At Tich, our online teaching platform, we needed to record live sessions. This included real-time WebRTC media and interactions like whiteboard drawing, slide navigation, and student tools. Initially, we used a Node.js/Puppeteer setup to capture everything from a browser. It worked until we tried to scale. We ran into orchestration issues, communication overhead, and difficulties supporting elastic growth.

Since our backend was already written in Elixir, we chose to migrate the entire recording infrastructure to an Elixir-native solution.

Elixir provides lightweight process supervision, built-in fault tolerance, and a native way to handle distributed workloads. We built a distributed worker pool where each worker runs in a Kubernetes pod and supervises a Python-based ChromeDriver process. Node communication happens through BEAM messaging—not HTTP—making coordination fast, fault-tolerant, and fully integrated into the runtime. With native distribution, we built a system that’s clean, reliable, and aligned with what the BEAM was built for.

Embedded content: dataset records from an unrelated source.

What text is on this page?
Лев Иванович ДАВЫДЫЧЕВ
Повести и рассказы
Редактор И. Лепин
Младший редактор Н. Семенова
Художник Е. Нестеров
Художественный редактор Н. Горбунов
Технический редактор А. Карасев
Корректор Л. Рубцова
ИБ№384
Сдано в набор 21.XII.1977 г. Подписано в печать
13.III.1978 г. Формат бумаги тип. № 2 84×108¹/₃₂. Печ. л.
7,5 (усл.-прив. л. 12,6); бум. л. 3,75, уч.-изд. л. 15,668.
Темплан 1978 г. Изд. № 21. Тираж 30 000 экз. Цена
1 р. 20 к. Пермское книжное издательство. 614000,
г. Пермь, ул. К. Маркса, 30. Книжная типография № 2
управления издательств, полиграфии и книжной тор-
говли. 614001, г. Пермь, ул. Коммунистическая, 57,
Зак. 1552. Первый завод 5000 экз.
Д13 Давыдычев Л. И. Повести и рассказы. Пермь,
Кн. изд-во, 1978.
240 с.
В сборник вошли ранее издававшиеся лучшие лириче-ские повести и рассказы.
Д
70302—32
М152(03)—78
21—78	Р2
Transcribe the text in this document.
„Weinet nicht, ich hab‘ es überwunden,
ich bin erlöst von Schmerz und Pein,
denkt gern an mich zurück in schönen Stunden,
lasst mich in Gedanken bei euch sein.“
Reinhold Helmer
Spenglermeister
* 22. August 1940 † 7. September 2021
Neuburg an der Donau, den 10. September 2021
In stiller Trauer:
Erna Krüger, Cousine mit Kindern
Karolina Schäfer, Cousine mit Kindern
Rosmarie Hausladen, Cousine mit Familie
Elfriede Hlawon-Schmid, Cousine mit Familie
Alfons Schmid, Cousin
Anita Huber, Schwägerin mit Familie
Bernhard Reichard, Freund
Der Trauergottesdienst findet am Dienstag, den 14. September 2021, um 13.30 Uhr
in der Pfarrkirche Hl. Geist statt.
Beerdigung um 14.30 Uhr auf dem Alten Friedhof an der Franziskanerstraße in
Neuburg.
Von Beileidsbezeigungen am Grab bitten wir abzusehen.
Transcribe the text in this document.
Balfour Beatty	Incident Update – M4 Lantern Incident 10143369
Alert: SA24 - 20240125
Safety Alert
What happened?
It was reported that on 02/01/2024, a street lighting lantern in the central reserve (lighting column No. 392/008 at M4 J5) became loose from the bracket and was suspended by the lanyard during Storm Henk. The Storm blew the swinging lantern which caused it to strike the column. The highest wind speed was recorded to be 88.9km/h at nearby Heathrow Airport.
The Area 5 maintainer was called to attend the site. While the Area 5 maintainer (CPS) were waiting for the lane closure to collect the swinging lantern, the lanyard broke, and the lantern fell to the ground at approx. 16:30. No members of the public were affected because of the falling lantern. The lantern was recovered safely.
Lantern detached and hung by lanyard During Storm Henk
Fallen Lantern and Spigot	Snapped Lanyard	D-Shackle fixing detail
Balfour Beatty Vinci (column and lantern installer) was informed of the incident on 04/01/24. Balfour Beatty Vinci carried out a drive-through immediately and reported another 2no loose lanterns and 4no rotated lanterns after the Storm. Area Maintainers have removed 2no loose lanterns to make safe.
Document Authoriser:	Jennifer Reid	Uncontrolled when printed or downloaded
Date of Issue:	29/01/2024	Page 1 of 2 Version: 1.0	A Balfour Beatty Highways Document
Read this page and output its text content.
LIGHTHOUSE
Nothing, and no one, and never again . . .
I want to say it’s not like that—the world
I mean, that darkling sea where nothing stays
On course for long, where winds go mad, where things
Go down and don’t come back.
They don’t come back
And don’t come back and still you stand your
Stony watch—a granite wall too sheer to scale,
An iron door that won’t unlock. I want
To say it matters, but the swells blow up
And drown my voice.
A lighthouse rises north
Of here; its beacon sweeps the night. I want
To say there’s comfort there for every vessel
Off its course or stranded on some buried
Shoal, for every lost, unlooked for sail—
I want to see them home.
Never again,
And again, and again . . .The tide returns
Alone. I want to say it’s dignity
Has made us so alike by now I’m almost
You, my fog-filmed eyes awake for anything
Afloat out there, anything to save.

In this talk, I’ll share how we made that transition—from architecture to small insights that shaped a robust and scalable recording system.

Key Takeaways:

  • Why Elixir is a great fit for orchestrating distributed workloads, even non-Elixir ones.
  • Even pre-Kubernetes, the BEAM proves to be a perfect fit for orchestrating and communicating inside it, thanks to its native distributed design.
  • Think beyond HTTP, use the BEAM’s native messaging to build and scale like everything’s local, even across nodes.

Target Audience:

  • Elixir developers deploying applications to Kubernetes who may not yet be leveraging the full potential of the BEAM for distributed orchestration. This talk is especially relevant for those looking to go beyond HTTP-based coordination and explore native messaging, supervision, and scalability using OTP in real-world scenarios.